PowerFlow Validation Notes

[luke-kiernan]

In the process of validating the results of our power flow against that of matpower and now PSS/E, we've discovered some oddities of each. I'm documenting them here: partially for developers, partially for users.

Matpower

One thing that causes differences: PV buses where all generators are marked as unavailable. Matpower handles them correctly as PQ buses during the iterative Newton-Raphson process. However, after it has solved for the voltage, there's a bug in how it calculates (or perhaps fails to calculate) Q at such buses in pfsoln.m. Credit goes to Rodrigo for tracking that down. If you're comparing against matpower, pre-process the input file and change PV buses where all generators are unavailable to PQ. EDIT: looks like this was fixed at some point between 7.1 (bug described above present) and 8.0 (no such issue).

A second issue is that matpower always splits the total line charging susceptance, assigning half to the "from" bus and half to the "to" bus. In PowerSystems, we do the same thing for plain Lines, but not for various kinds of Transformers. (This might change: check this issue.) In the caseformat file, change the b value on all transformer branches to 0.0 and re-run: if the results then agree, this is your culprit.

Another transformer-related difference: matpower adds the line charging then multiplies by the tap ratio, whereas PowerNetworkMatrices does the opposite. In equations, matpower has Y_11 = (y_s + im*b/2)*c^2, where we have Y_11 = y_s*c^2 + im*b/2.
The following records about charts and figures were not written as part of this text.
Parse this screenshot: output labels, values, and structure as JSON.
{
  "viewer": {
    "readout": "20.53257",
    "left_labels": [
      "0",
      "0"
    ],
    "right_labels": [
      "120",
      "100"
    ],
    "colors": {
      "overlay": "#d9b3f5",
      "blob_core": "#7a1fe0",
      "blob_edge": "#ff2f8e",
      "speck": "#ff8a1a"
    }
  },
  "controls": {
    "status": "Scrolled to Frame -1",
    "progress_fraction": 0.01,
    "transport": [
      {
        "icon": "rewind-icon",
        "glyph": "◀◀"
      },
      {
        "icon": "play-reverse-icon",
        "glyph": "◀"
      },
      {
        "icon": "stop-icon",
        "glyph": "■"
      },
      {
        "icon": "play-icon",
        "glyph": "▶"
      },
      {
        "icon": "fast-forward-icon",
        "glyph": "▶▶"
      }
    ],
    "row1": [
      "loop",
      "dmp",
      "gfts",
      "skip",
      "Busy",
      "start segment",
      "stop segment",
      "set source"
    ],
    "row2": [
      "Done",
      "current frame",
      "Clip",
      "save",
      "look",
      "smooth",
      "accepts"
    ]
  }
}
At the time of writing, PowerFlows.jl does not support nonzero reference angle. ACTIVSg10k has a nonzero reference angle, so avoid that system, or patch it in locally.

Script for comparing outputs against matpower

function normalize_angles!(data::PowerFlowData)
    # normalize angles to be within -pi to pi
    data.bus_angles[:, 1] .%= 2 * π
    data.bus_angles[:, 1] .+= 2 * π
    data.bus_angles[:, 1] .%= 2 * π
    # now they are in [0, 2pi)
    data.bus_angles[:, 1] .-= 2 * pi .* (data.bus_angles[:, 1] .> π)
end

# run in matlab: 
# myOpt = mpoption(mpoption, 'pf.nr.max_it', 100, 'pf.tol', 1e-12, 'verbose', 3)
# runpf('input.m', myOpt, 'output', 'results')

# parse the matpower results into Sienna's PowerFlowData struct
matpower_results = System("results.m")
matpower_data = PowerFlowData(ACPowerFlow(), matpower_results)

# run a powerflow on the same input
sys = System("input.m")
pf = ACPowerFlow{NewtonRaphsonACPowerFlow}()
sienna_data = PowerFlowData(pf, sys)
TOLERANCE = 1e-12 # may need to adjust: if 1e-12 fails, try 1e-11.
solve_powerflow!(sienna_data; maxIterations = 100, tol = TOLERANCE)

# some sanity checks
@assert matpower_data.bus_type[:, 1] == sienna_data.bus_type[:, 1]
PV_mask = matpower_data.bus_type[:, 1] .== (ACBusTypes.PV,)
@assert matpower_data.bus_magnitude[PV_mask, 1] == sienna_data.bus_magnitude[PV_mask, 1]

# compare
normalize_angles!(matpower_data)
normalize_angles!(sienna_data)
println("Sizes of differences: ")
println("\tVm: ", norm(matpower_data.bus_magnitude .- sienna_data.bus_magnitude, Inf))
println("\tVa: ", norm(matpower_data.bus_angles .- sienna_data.bus_angles, Inf))
println("\tGenerator p: ",
    norm(
        matpower_data.bus_activepower_injection .-
        sienna_data.bus_activepower_injection,
        Inf,
    ),
)
println("\tGenerator q: ",
  norm(
    matpower_data.bus_reactivepower_injection .-
    sienna_data.bus_reactivepower_injection,
    Inf,
  ),
)

[luke-kiernan]

PSSe

After running a power flow on PSS/e, I'll find that buses that were PV no longer match their voltage set point. That leads me to believe it's doing PV -> PQ switching on buses that hit their reactive power limits, even though we're passing -1 as the 7th option to FNSL (meaning: "ignore var limits"). Marck tried relaxing Q_min and Q_max, but it just hits the new reactive power bounds as well. [I do not have access to PSSe myself.]